Réponse un peu énigmatique de Donald Trump qu'on va décrypter ensemble dans un instant, mais juste avant, je voulais qu'on aille à Washington retrouver notre correspondant Antoine Lard. Vous étiez au plus près de Donald Trump, vous étiez dans cette salle de conférence de presse. Antoine, il faut expliquer un petit peu le contexte.
Il n'était pas tellement supposé être là. C'était le special guest, l'invité surprise à cette conférence de presse que donne la porte-parole de la Maison Blanche habituellement. Et c'était un peu chaotique, un peu bordélique.
C'était un peu décousu cette conférence de Donald Trump. Antoine, comment vous l'avez senti le président américain ? Oui, décousu comme souvent lorsque Donald Trump prend la parole d'ailleurs.

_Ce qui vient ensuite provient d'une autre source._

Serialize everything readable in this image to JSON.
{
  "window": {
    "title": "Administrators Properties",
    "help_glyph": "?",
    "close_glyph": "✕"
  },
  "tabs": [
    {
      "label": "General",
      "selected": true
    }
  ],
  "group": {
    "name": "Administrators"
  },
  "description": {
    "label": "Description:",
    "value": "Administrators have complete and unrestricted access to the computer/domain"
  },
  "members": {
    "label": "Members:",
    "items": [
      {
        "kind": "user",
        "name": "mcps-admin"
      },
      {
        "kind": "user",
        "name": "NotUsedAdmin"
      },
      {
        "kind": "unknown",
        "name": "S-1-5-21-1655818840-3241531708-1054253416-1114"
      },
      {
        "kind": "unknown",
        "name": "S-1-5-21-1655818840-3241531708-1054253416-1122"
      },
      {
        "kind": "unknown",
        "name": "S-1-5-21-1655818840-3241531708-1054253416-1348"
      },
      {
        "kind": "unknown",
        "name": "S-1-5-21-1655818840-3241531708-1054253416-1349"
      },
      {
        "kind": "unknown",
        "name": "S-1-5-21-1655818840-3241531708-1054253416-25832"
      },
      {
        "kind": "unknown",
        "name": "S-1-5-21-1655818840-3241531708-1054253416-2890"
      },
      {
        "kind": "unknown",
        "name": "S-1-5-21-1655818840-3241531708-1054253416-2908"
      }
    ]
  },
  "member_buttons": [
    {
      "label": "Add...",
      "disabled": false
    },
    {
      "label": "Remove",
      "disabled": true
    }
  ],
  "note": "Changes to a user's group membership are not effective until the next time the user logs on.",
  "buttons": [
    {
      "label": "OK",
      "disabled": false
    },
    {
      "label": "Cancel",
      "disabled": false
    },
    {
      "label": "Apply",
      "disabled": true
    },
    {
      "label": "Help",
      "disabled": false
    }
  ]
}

En fait ce qui est marquant c'est que pendant plus d'une heure, 1h20 exactement, Donald Trump s'est lancé dans un très long monologue pour essentiellement faire le service après-vente de sa politique. Vous savez que ça fait un an, jour pour jour, qu'il est de retour à la Maison Blanche et Donald Trump voulait montrer tout ce qu'il a accompli à un moment où il est en difficulté dans les sondages avec une très grande majorité d d'Américains qui sont mécontents de son action, mécontent en particulier de son action sur l'économie. C'est vrai que Donald Trump a été élu avant tout pour améliorer le pouvoir d'achat des Américains, ce qu'il n'a pas réussi à faire pour le moment.

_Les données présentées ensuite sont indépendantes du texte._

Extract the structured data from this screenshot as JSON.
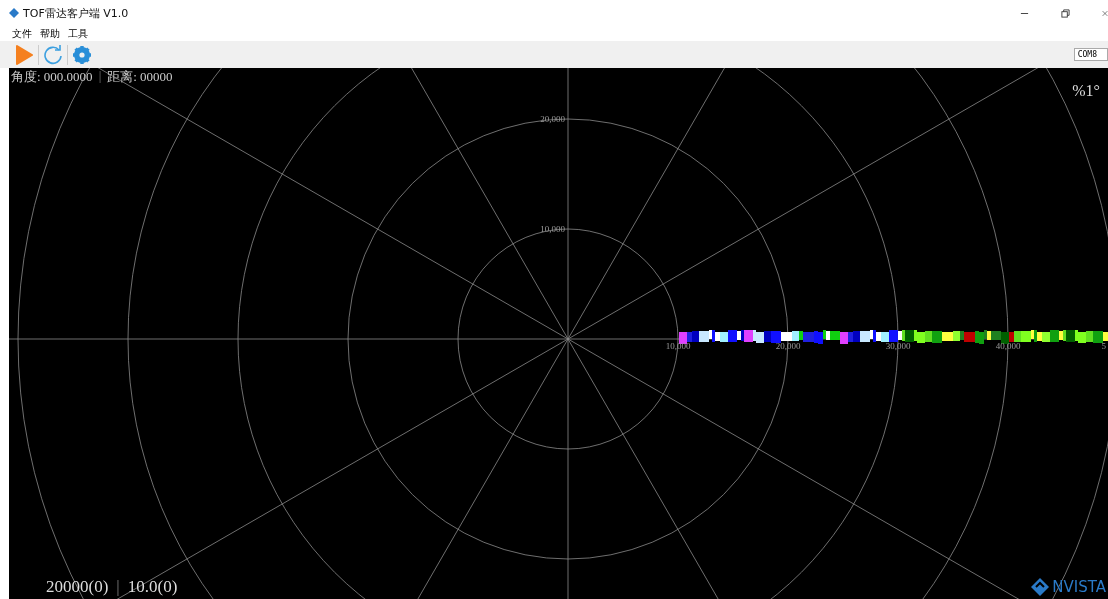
{
  "window": {
    "title": "TOF雷达客户端 V1.0"
  },
  "menu": [
    {
      "label": "文件"
    },
    {
      "label": "帮助"
    },
    {
      "label": "工具"
    }
  ],
  "toolbar": {
    "port": "COM8"
  },
  "readout": {
    "angle": "角度: 000.0000",
    "separator_top": "|",
    "distance": "距离: 00000",
    "corner": "%1°",
    "range": "20000(0)",
    "separator_bottom": "|",
    "speed": "10.0(0)"
  },
  "vertical_labels": [
    "20,000",
    "10,000"
  ],
  "horizontal_labels": [
    "10,000",
    "20,000",
    "30,000",
    "40,000",
    "5"
  ],
  "logo": "NVISTA"
}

Il y a un certain nombre de ses électeurs qui sont déçus. Et ce qui était frappant pendant cette prise de parole de Donald Trump, effectivement décousu, qui passe parfois d'un sujet à l'autre sans vraiment de fil directeur, c'est qu'il semblait passablement fatigué en réalité. Il parlait d'une très petite voix, parfois presque un murmure, il fallait vraiment tendre l'oreille pour entendre ce qu'il avait à dire.
Et le seul moment où il s'est vraiment animé, Donald Trump, c'était à la fin de cette conférence de presse, lorsqu'il y a eu une session de questions réponses avec les journalistes et qu'il a été interrogé en particulier sur les questions internationales. Là, on a senti un peu plus revigoré, ce qui est assez révélateur. Finalement, Donald Trump n'a pas été élu pour être le gendarme du monde.

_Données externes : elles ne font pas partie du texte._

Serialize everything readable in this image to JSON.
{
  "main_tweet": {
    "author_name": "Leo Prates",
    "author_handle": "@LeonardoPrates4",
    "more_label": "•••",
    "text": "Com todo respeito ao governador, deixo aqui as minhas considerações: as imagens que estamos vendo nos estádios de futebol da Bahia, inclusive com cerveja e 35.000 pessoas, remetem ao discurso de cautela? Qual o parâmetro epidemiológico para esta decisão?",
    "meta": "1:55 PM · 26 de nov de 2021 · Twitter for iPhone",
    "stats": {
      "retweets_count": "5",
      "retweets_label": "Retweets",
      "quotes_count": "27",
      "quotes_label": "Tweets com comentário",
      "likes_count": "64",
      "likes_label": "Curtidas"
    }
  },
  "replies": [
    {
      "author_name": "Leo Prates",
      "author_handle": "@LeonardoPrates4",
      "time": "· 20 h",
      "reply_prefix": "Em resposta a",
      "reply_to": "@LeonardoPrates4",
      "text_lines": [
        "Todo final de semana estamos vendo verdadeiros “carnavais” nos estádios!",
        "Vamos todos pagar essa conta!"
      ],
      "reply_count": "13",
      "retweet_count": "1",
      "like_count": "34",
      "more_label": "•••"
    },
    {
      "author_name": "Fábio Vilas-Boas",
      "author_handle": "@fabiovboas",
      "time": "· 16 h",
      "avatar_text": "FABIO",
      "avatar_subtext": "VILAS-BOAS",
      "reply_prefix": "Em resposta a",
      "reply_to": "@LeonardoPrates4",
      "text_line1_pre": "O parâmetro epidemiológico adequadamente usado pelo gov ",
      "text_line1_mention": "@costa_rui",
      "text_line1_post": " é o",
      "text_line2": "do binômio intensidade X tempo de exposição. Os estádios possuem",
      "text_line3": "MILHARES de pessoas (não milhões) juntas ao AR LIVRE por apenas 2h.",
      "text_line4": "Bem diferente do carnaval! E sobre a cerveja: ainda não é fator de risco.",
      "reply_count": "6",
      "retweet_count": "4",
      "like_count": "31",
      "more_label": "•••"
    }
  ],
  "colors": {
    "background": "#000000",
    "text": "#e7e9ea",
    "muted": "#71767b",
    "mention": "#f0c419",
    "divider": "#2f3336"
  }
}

Ses électeurs lui demandent de s'occuper avant tout de leurs problèmes. Et finalement, on voit que les affaires du monde intéressent Donald Trump peut-être plus que ce qui se passe à la l'intérieur du pays, en tout cas sur les questions économiques. Et ça a été assez révélateur tout à l'heure au cours de cette conférence de presse.
Un dernier mot sur le Groenland. Vous disiez effectivement que Donald Trump entretient le mystère sur ses intentions. La presse américaine ce soir dit qu'à ce stade le pentagone n'a préparé aucun plan concret pour une action militaire afin de s'emparer du Groenland.
Merci beaucoup Antoine. Ça c'est un point intéressant Ulysse Gosset, c'est même rassurant. Le pentagone n'a pas...
Ah je vous vois faire nuancer un peu. Si c'est rassurant, si le pentagone n'a pas encore élaboré de plan...
Trump ménage de suspense avant Davos et il a dit qu'il y aura des discussions très intéressantes sur le sujet. Visiblement il a envie d'en parler. Je crois qu'il n'a pas changé d'idée.
Il veut absolument s'emparer du Groenland d'une façon ou d'une autre, pas forcément de façon militaire mais en tout cas économiquement il veut prendre le contrôle. C'est, ne l'oublions pas, l'empereur des Amériques. Juste un point pour dire quand même qu'il y a, pour moi, l'information la plus significative pour nous les Français c'est la façon dont il a traité avec mépris l'invitation faite par Emmanuel Macron à venir dîner à Paris jeudi soir et surtout avoir une réunion du G7 dont la France est haute cette année.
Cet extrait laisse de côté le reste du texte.